12. 실전 RL 프로젝트

12. 실전 RL 프로젝트

난이도: ⭐⭐⭐⭐ (고급)

학습 목표

  • Gymnasium 환경 사용법 숙달
  • 완전한 RL 프로젝트 구조 이해
  • 학습 모니터링과 디버깅 기법
  • Atari 게임 에이전트 구현
  • 학습된 모델 저장과 평가

1. 프로젝트 구조

1.1 권장 디렉토리 구조

rl_project/
├── config/
│   ├── default.yaml
│   └── atari.yaml
├── agents/
│   ├── __init__.py
│   ├── base.py
│   ├── dqn.py
│   └── ppo.py
├── networks/
│   ├── __init__.py
│   ├── mlp.py
│   └── cnn.py
├── utils/
│   ├── __init__.py
│   ├── buffer.py
│   ├── logger.py
│   └── wrappers.py
├── envs/
│   └── custom_env.py
├── train.py
├── evaluate.py
└── requirements.txt

1.2 설정 파일

# config/default.yaml
env:
  name: "CartPole-v1"
  n_envs: 4

agent:
  type: "PPO"
  lr: 3e-4
  gamma: 0.99
  gae_lambda: 0.95
  clip_epsilon: 0.2
  epochs: 10
  batch_size: 64

training:
  total_timesteps: 100000
  eval_freq: 10000
  save_freq: 50000
  log_freq: 1000

logging:
  use_wandb: true
  project_name: "rl-project"

2. Gymnasium 환경

2.1 기본 사용법

import gymnasium as gym
import numpy as np

def basic_usage():
    # 환경 생성
    env = gym.make("CartPole-v1", render_mode="human")

    # 환경 정보
    print(f"Observation space: {env.observation_space}")
    print(f"Action space: {env.action_space}")

    # 에피소드 실행
    observation, info = env.reset(seed=42)

    for _ in range(1000):
        action = env.action_space.sample()  # 무작위 행동
        observation, reward, terminated, truncated, info = env.step(action)
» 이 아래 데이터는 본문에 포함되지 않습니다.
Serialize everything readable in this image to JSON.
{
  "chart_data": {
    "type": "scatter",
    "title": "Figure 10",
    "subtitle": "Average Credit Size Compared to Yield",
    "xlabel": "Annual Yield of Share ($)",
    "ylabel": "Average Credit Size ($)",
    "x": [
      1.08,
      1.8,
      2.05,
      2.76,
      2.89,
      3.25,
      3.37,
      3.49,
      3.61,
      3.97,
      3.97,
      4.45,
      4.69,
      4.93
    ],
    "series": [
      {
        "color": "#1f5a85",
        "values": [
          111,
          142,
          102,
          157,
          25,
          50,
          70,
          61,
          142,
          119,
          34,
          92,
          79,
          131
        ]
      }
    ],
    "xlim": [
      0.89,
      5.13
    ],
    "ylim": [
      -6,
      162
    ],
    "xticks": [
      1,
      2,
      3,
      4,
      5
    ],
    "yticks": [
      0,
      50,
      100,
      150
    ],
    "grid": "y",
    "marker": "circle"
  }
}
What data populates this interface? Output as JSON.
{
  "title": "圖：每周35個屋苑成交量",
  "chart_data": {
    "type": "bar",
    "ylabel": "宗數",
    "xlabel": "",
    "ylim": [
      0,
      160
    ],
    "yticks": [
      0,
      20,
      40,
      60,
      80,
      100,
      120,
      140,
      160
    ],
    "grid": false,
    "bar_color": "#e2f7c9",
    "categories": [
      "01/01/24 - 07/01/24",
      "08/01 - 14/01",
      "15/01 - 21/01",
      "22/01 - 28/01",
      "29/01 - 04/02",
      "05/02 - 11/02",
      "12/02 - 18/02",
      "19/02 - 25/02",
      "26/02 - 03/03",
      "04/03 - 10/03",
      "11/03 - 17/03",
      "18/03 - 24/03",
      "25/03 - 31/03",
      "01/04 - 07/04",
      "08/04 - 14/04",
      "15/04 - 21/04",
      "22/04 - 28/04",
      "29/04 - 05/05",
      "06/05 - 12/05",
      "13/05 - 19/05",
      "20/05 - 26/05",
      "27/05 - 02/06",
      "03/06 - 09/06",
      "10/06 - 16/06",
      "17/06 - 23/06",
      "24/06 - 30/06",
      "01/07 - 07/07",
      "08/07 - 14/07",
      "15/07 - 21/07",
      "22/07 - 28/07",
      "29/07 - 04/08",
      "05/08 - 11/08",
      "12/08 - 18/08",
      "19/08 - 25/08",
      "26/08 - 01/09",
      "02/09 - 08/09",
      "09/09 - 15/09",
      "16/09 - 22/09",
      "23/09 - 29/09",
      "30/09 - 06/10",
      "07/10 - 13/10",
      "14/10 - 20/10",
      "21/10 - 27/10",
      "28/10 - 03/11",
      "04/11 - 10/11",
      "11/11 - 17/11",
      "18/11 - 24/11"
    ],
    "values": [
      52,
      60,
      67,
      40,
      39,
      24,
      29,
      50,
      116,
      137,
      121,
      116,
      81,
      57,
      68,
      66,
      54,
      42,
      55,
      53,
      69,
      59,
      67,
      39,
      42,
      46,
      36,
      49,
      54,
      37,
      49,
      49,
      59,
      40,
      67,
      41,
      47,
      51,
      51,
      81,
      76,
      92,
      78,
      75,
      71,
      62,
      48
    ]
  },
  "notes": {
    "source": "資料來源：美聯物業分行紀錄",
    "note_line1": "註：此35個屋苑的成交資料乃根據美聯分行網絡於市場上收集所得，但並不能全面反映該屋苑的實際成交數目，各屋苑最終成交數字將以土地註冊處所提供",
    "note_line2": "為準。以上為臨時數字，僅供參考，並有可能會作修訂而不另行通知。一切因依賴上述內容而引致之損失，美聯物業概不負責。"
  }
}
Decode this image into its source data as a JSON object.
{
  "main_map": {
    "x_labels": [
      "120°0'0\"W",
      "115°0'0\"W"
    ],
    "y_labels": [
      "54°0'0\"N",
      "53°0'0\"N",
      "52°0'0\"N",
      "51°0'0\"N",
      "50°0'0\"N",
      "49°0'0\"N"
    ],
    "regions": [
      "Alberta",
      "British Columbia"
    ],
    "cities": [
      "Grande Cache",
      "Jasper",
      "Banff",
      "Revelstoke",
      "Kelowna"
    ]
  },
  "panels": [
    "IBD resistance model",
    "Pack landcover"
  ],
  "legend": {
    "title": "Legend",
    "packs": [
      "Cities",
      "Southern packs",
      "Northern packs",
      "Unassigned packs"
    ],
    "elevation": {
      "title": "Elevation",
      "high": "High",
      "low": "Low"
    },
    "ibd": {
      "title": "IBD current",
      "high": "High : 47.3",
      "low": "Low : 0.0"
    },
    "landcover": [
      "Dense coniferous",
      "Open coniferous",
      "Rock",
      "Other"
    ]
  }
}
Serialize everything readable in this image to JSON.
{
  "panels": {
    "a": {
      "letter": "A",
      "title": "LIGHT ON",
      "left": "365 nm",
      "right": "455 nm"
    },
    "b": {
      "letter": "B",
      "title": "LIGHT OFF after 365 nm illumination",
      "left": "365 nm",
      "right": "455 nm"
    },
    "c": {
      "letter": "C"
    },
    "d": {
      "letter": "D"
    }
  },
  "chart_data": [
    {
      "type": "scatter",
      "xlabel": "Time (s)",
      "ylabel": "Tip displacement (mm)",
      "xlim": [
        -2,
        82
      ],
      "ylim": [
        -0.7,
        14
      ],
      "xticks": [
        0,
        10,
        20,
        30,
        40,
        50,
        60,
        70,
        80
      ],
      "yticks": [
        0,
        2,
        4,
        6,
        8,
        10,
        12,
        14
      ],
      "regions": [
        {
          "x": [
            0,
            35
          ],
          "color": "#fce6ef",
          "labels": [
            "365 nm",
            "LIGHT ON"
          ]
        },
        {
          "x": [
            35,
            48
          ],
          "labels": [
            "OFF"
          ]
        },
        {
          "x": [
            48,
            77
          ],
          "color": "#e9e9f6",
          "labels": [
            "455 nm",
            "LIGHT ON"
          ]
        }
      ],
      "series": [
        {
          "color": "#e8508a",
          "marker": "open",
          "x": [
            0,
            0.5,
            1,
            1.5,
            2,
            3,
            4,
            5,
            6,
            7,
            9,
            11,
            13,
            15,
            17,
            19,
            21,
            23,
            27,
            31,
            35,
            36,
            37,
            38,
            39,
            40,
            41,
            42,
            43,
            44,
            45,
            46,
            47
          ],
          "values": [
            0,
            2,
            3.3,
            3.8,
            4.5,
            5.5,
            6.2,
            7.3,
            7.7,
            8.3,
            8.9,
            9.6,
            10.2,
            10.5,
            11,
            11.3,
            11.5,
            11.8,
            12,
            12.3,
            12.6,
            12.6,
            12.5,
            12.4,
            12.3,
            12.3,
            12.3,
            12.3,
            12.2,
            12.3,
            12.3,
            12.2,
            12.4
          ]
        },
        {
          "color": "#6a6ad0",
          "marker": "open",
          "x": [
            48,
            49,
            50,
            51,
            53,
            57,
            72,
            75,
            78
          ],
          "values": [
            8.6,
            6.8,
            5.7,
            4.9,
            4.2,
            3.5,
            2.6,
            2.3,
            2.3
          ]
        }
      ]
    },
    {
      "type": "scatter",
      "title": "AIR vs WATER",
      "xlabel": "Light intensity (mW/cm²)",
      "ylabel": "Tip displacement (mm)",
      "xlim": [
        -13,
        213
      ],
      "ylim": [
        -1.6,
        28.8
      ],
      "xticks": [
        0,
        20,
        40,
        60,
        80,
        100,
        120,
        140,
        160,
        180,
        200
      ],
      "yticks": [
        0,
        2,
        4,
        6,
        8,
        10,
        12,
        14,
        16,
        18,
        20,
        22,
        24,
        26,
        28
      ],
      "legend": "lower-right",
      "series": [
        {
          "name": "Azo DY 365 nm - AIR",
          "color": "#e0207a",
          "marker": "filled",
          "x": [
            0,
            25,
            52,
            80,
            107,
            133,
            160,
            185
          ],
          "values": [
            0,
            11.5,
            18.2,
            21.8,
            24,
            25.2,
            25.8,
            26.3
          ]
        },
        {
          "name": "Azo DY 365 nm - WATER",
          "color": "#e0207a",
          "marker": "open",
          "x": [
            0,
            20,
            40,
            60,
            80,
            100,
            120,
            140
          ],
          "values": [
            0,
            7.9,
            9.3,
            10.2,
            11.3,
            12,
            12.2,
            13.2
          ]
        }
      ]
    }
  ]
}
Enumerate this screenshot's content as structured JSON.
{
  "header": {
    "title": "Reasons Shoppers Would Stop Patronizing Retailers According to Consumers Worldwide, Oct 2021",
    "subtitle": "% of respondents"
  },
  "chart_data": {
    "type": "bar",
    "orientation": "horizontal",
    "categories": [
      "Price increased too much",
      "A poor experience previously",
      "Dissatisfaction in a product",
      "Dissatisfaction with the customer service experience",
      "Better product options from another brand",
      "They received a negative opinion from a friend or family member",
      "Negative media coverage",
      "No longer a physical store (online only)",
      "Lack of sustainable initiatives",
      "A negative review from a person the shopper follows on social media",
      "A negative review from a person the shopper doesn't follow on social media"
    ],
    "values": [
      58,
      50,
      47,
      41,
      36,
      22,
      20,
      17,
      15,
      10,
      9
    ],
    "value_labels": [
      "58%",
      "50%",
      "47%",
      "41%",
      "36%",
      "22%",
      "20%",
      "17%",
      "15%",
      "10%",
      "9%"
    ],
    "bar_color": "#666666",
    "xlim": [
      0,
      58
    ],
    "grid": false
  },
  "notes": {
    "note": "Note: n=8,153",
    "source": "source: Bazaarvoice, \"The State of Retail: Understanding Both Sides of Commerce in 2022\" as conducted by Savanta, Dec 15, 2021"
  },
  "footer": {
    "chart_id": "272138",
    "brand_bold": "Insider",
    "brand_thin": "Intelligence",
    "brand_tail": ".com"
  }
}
        if terminated or truncated:
            observation, info = env.reset()

    env.close()

2.2 벡터화 환경 (병렬 처리)

from gymnasium.vector import AsyncVectorEnv, SyncVectorEnv

def make_env(env_name, seed):
    def _init():
        env = gym.make(env_name)
        env.reset(seed=seed)
        return env
    return _init

def vectorized_envs():
    n_envs = 4
    env_name = "CartPole-v1"

    # 비동기 환경 (각 환경이 별도 프로세스)
    envs = AsyncVectorEnv([
        make_env(env_name, seed=i) for i in range(n_envs)
    ])

    # 모든 환경 동시 리셋
    observations, infos = envs.reset()
    print(f"Observations shape: {observations.shape}")

    # 모든 환경 동시 스텝
    actions = envs.action_space.sample()
    observations, rewards, terminateds, truncateds, infos = envs.step(actions)

    envs.close()

2.3 환경 래퍼

import gymnasium as gym
from gymnasium import spaces
from collections import deque

class FrameStack(gym.Wrapper):
    """연속 프레임을 스택"""
    def __init__(self, env, n_frames=4):
        super().__init__(env)
        self.n_frames = n_frames
        self.frames = deque(maxlen=n_frames)

        # 관측 공간 수정
        obs_shape = env.observation_space.shape
        self.observation_space = spaces.Box(
            low=0, high=255,
            shape=(n_frames, *obs_shape),
            dtype=np.uint8
        )

    def reset(self, **kwargs):
        obs, info = self.env.reset(**kwargs)
        for _ in range(self.n_frames):
            self.frames.append(obs)
        return np.array(self.frames), info

    def step(self, action):
        obs, reward, terminated, truncated, info = self.env.step(action)
        self.frames.append(obs)
        return np.array(self.frames), reward, terminated, truncated, info


class RewardWrapper(gym.RewardWrapper):
    """보상 스케일링/클리핑"""
    def reward(self, reward):
        return np.clip(reward, -1, 1)


class NormalizeObservation(gym.ObservationWrapper):
    """관측값 정규화"""
    def __init__(self, env):
        super().__init__(env)
        self.mean = 0
        self.var = 1
        self.count = 1e-4

    def observation(self, obs):
        self.update_stats(obs)
        return (obs - self.mean) / np.sqrt(self.var + 1e-8)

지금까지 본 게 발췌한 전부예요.